You have probably never thought about sitting down to write your own obituary. It sounds like a somber task, but there are many benefits to you and your family. First, you know more about your life than anyone else. If you write your own obituary you can be sure to include all of the information you want. Second, writing your own obituary will remove the burden from your family. Contacting friends and relatives to gather information about your life can be a time consuming and difficult task during an emotional time. Lastly, taking the time to write your obituary gives you a chance to reflect on the life you have lived. You will get an opportunity to list all of your accomplishments and plan for future goals you have yet to achieve.
1. DEATH ANNOUNCEMENT
The beginning of the obituary does not provide room for creativity. It announces the death and includes basic biographical information. When writing your own obituary we recommend that you make up a humorous cause of death and a date unrealistically far in the future to remove some of the morbidity from the task. You will be able to include your place of birth and likely location of death.

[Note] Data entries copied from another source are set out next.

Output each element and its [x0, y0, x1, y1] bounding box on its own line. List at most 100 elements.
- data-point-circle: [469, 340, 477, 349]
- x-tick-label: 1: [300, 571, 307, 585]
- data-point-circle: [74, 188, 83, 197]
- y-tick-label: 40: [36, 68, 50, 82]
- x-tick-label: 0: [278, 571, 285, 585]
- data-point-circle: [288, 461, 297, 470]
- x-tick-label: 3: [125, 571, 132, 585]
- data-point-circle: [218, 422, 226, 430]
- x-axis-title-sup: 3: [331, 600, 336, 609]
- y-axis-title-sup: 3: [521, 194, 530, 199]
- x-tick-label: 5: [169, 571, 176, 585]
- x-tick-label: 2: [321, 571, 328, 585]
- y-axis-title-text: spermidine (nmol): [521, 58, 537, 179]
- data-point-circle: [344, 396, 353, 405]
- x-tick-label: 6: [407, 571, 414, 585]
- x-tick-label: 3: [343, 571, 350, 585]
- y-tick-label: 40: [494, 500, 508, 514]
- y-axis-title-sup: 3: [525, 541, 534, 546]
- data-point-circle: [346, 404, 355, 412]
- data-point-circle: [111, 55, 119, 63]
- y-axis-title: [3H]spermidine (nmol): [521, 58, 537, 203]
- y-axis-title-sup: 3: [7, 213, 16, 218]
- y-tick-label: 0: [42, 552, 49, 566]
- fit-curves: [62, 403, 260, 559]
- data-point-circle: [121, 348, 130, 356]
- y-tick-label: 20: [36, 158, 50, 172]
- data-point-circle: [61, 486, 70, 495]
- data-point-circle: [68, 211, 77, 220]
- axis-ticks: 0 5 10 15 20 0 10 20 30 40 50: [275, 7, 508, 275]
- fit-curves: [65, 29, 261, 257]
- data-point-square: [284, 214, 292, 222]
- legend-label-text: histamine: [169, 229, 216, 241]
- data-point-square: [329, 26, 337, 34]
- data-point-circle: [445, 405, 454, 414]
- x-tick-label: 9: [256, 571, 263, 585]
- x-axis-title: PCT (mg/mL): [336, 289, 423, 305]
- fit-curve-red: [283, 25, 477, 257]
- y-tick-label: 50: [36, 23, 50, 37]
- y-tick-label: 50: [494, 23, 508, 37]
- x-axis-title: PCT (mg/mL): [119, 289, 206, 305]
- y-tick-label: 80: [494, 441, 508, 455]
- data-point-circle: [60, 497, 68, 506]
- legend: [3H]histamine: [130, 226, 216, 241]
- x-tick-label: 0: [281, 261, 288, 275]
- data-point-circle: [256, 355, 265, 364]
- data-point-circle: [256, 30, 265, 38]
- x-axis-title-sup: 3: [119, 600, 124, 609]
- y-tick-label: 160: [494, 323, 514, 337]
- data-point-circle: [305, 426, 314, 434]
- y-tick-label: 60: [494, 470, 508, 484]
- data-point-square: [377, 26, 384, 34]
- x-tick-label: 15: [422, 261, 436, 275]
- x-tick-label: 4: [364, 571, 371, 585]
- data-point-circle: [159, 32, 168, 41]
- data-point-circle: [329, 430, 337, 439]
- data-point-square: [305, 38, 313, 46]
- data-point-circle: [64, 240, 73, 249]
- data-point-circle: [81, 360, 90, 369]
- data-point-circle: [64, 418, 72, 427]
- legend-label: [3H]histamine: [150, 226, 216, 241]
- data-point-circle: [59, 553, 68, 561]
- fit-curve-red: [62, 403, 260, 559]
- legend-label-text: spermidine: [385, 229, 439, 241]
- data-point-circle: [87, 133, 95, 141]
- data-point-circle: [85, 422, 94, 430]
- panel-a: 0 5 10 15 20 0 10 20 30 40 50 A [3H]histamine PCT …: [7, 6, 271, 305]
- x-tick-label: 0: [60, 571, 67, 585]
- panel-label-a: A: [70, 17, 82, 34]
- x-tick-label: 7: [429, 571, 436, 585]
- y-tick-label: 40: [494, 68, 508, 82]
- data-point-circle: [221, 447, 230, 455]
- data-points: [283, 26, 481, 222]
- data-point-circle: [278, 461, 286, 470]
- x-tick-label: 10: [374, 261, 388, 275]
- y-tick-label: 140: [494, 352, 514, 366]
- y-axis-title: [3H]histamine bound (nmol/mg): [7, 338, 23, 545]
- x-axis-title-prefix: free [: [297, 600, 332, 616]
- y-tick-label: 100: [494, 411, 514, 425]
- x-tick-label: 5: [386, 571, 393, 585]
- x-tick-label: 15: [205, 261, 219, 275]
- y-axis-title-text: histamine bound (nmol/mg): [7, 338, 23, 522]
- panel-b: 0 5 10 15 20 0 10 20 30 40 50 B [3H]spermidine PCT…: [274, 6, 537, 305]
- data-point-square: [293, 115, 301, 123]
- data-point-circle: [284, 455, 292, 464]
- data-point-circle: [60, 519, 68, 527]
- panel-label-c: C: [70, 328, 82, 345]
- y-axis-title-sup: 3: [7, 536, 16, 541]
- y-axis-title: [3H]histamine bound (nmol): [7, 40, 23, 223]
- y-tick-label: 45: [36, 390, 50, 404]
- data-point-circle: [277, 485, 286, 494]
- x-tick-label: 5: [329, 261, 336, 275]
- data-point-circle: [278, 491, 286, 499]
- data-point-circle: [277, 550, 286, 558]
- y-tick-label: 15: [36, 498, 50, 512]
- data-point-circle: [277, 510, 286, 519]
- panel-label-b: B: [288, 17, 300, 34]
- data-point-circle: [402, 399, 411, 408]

The second section of the obituary is where you can get creative. You can write about your life history, including education, career, military service, volunteer work, marriage and more. You will also want to write about your hobbies, interests, any clubs or associations you belong to, as well as any major awards and accomplishments. We recommend that you also spend some time thinking about your future goals. Choose a few goals you hope to achieve and include them here as well.
Start by listing any relatives that are predeceased. This could include your grandparents, parents or other relatives. Next, you will want to list all of your surviving relatives. You won’t be able to write this section with 100% accuracy, but you can include all of your relatives that are currently living. Typically family is written in the order of: spouse, children and their spouse, grandchildren, great-grandchildren, parents, grandparents, siblings and their spouse, nieces, nephews and other relatives.
4. FUNERAL SERVICE
Instead of leaving this section blank, it can be a good opportunity to think about what type of funeral service you would like to have. If you want a traditional funeral service and burial service, then include that here. Or, maybe you want a small private ceremony with close family and then a reception or wake, which includes all friends and relatives. This information will help your family plan the memorial that you wanted
The final section of the obituary includes information on memorial contributions. Do you have a favorite charity or organization? Choose one or two where you would like friends and family to send donations in your name. In addition, the end of the obituary may include a significant quote, verse, phrase or hymn. If you have some words that are meaningful to you, include them here. Lastly, you can provide your friends and family with a location to leave you condolences. You could provide your family instructions on where you would like your online memorial created and what you would like included.